Dear Leonel,
I’ve met some naughty cats. I’ve also known some misunderstood ones.
I asked my friend Chris Barry why humans are sometimes like that, too. He’s a psychologist at Washington State University.
He told me we’re talking about behaviors that don’t align with social norms. They give most people bad feelings. That’s like feeling uncomfortable when someone does something violent or mean.
Sometimes those behaviors come from the person’s nature, or temperament. Sometimes they happen because the person enjoys taking risks. Or maybe they struggle to think before they act.
It could be all those things, even within the same person. Plus, temperament, thrill-seeking and impulse control all have to do with how someone’s brain works.
One big factor is how old the person is when the behavior starts. If they’re super young, that’s a clue it might be related to temperament. It may continue when they grow up.
If the behavior starts during adolescence, it might be temporary. People sometimes take more risks during those years. They usually stop as they mature.
Sometimes “bad” behaviors tell us something else. Maybe the person is unhappy, afraid or hurt. Maybe they don’t know how to say that. So, it comes out in their behavior.
It’s complicated because humans are complex animals.

The public television celebrity Fred Rogers taught empathy in his tv show—for other people and for the kids watching. That’s a form of social-emotional learning. Rogers worked with child psychologist Margaret McFarland to make sure each episode connected with kids and did that job. Rogers even convinced the U.S. Senate to protect public television when it was being cut in 1969. That’s how we got PBS, the free television nonprofit that provides the most educational programming for kids in the nation.
Barry told me empathy is a big part of human behavior. That’s the ability to understand and share someone else’s feelings.
“We start to demonstrate empathy from a very young age, even within the first two years of life,” he said. “It doesn’t have to be full-blown empathy, like how adults empathize with friends who are going through a tough time. It’s just being responsive to the distress of other people.”
Empathy is seeing someone cry and feeling bad for them. Or watching someone get hurt and understanding how bad they feel.
How much empathy a person feels is a spectrum. Some people respond strongly to other people’s feelings. Some people have a hard time connecting with other people’s emotions. Most people are somewhere in between.
People with low empathy may not connect their behavior with how it makes other people feel.
But feeling empathy isn’t the only option. People can also think empathetically.
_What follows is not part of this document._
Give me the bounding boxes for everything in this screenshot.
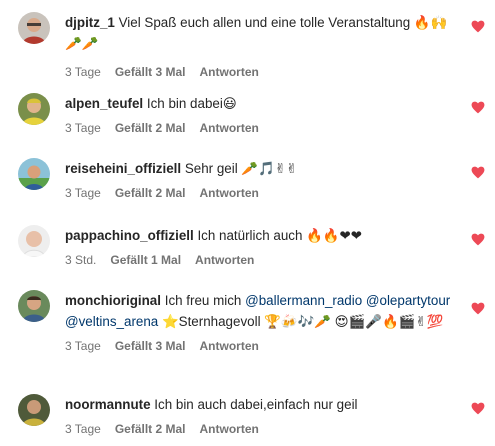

They can learn to imagine another person’s perspective—even if they don’t connect with their emotions.
People can also learn to maximize their executive function. That’s how we manage our time and goals. It’s also how we check our impulses and think through decisions. That’s easy for some people and harder for others. But everyone can get better at it with practice.
That’s why we need caregivers and experts to teach us those empathy and social-emotional skills. It works best if that learning starts when we’re small. That gives us a long time to practice being thoughtful humans—or cats.